Department of Educational Sciences at Ghent University, Belgium.
Language and Translation Technology Team at Ghent University, Belgium.
Perspect Med Educ. 2023 Dec 18;12(1):540-549. doi: 10.5334/pme.1056. eCollection 2023.
Manually analysing the quality of large amounts of written feedback comments is time-consuming and demands extensive resources and human effort. Therefore, this study aimed to explore whether a state-of-the-art large language model (LLM) could be fine-tuned to identify the presence of four literature-derived feedback quality criteria ( and ) and the seven CanMEDS roles ( and ) in written feedback comments.
A set of 2,349 labelled feedback comments of five healthcare educational programs in Flanders (Belgium) (specialistic medicine, general practice, midwifery, speech therapy and occupational therapy) was split into 12,452 sentences to create two datasets for the machine learning analysis. The Dutch BERT models BERTje and RobBERT were used to train four multiclass-multilabel classification models: two to identify the four feedback quality criteria and two to identify the seven CanMEDS roles.
The classification models trained with BERTje and RobBERT to predict the presence of the four feedback quality criteria attained macro average F1-scores of 0.73 and 0.76, respectively. The F1-score of the model predicting the presence of the CanMEDS roles trained with BERTje was 0.71 and 0.72 with RobBERT.
The results showed that a state-of-the-art LLM is able to identify the presence of the four feedback quality criteria and the CanMEDS roles in written feedback comments. This implies that the quality analysis of written feedback comments can be automated using an LLM, leading to savings of time and resources.
手动分析大量书面反馈意见的质量既费时又费力,需要大量的资源和人力。因此,本研究旨在探讨是否可以对最先进的大型语言模型(LLM)进行微调,以识别四种文献衍生的反馈质量标准(和)和七种 CanMEDS 角色(和)在书面反馈意见中。
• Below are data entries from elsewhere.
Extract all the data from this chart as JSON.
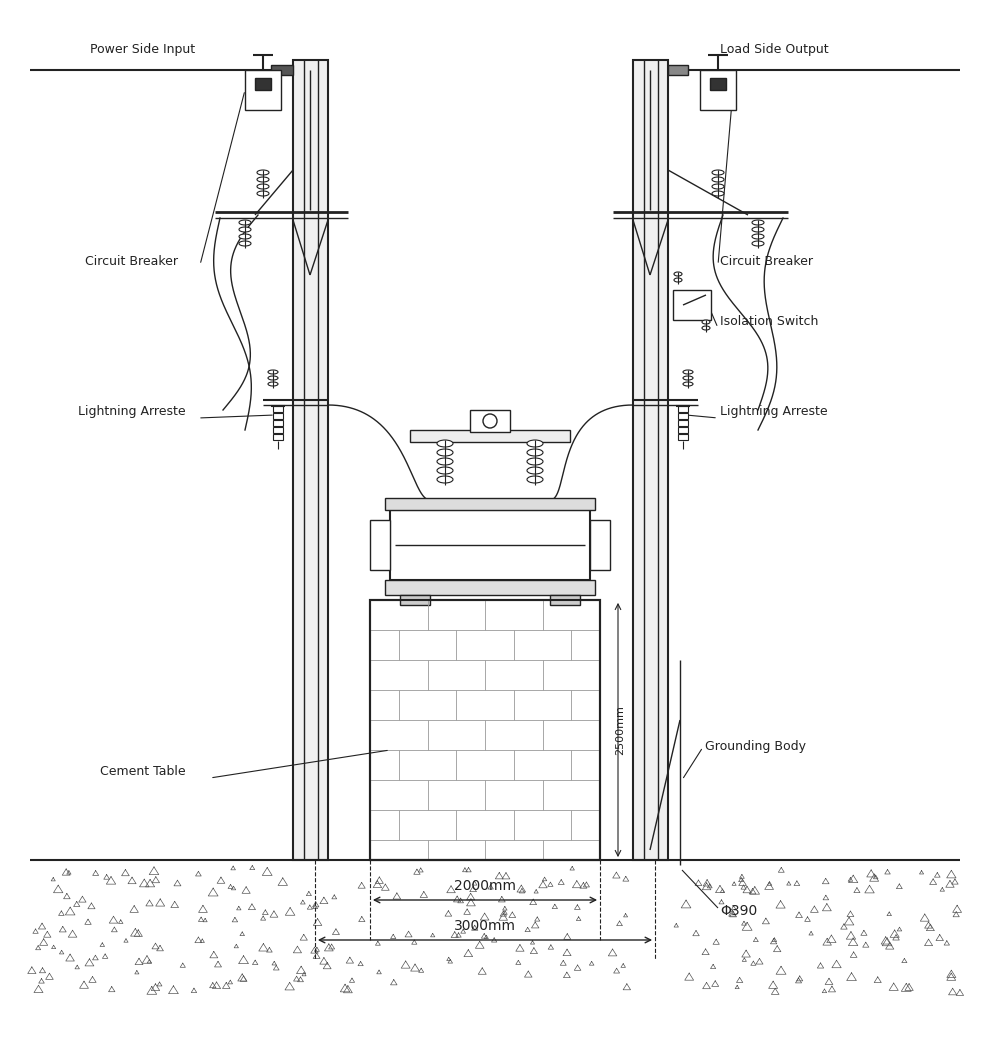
{
  "bg_color": "#ffffff",
  "line_color": "#222222",
  "labels": {
    "power_side": "Power Side Input",
    "load_side": "Load Side Output",
    "circuit_breaker_left": "Circuit Breaker",
    "circuit_breaker_right": "Circuit Breaker",
    "isolation_switch": "Isolation Switch",
    "lightning_left": "Lightning Arreste",
    "lightning_right": "Lightning Arreste",
    "cement_table": "Cement Table",
    "grounding_body": "Grounding Body",
    "dim_2000": "2000mm",
    "dim_3000": "3000mm",
    "dim_2500": "2500mm",
    "dim_phi": "Φ390"
  }
}
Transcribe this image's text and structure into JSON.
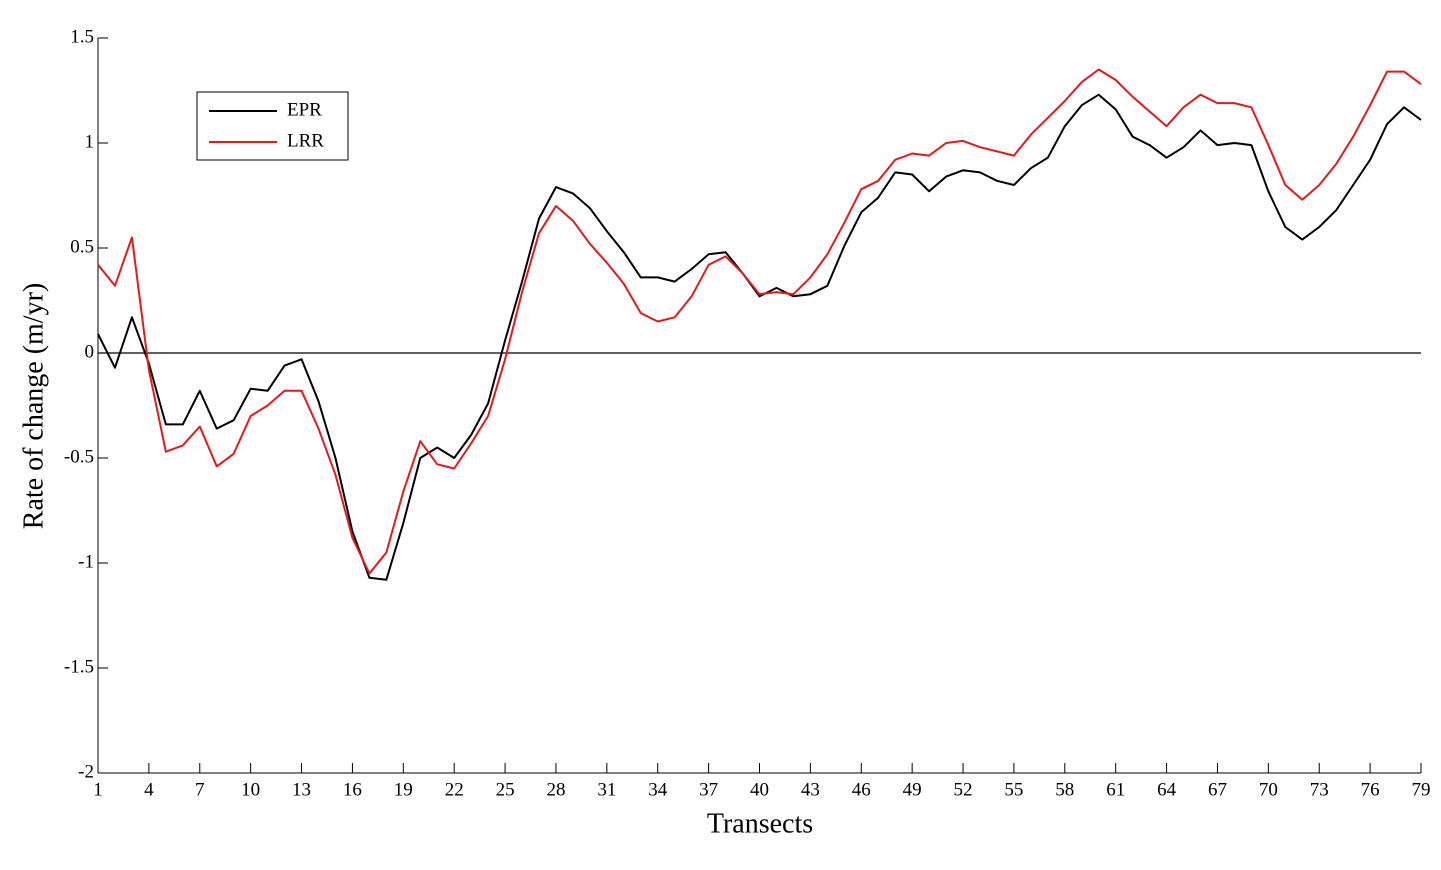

一组来自比利时佛兰德斯(Flanders)的五个医疗保健教育项目的 2349 条带标签的反馈意见(专业医学、全科医学、助产学、言语治疗和职业治疗)被分成 12452 个句子,以创建两个机器学习分析数据集。使用荷兰的 BERT 模型 BERTje 和 RobBERT 来训练四个多类多标签分类模型:两个用于识别四个反馈质量标准,两个用于识别七个 CanMEDS 角色。
使用 BERTje 和 RobBERT 训练的分类模型来预测四个反馈质量标准的存在,其宏平均 F1 得分分别为 0.73 和 0.76。使用 BERTje 训练的预测 CanMEDS 角色存在的模型的 F1 得分为 0.71,使用 RobBERT 的 F1 得分为 0.72。
结果表明,最先进的 LLM 能够识别书面反馈意见中四个反馈质量标准和 CanMEDS 角色的存在。这意味着可以使用 LLM 自动分析书面反馈意见的质量,从而节省时间和资源。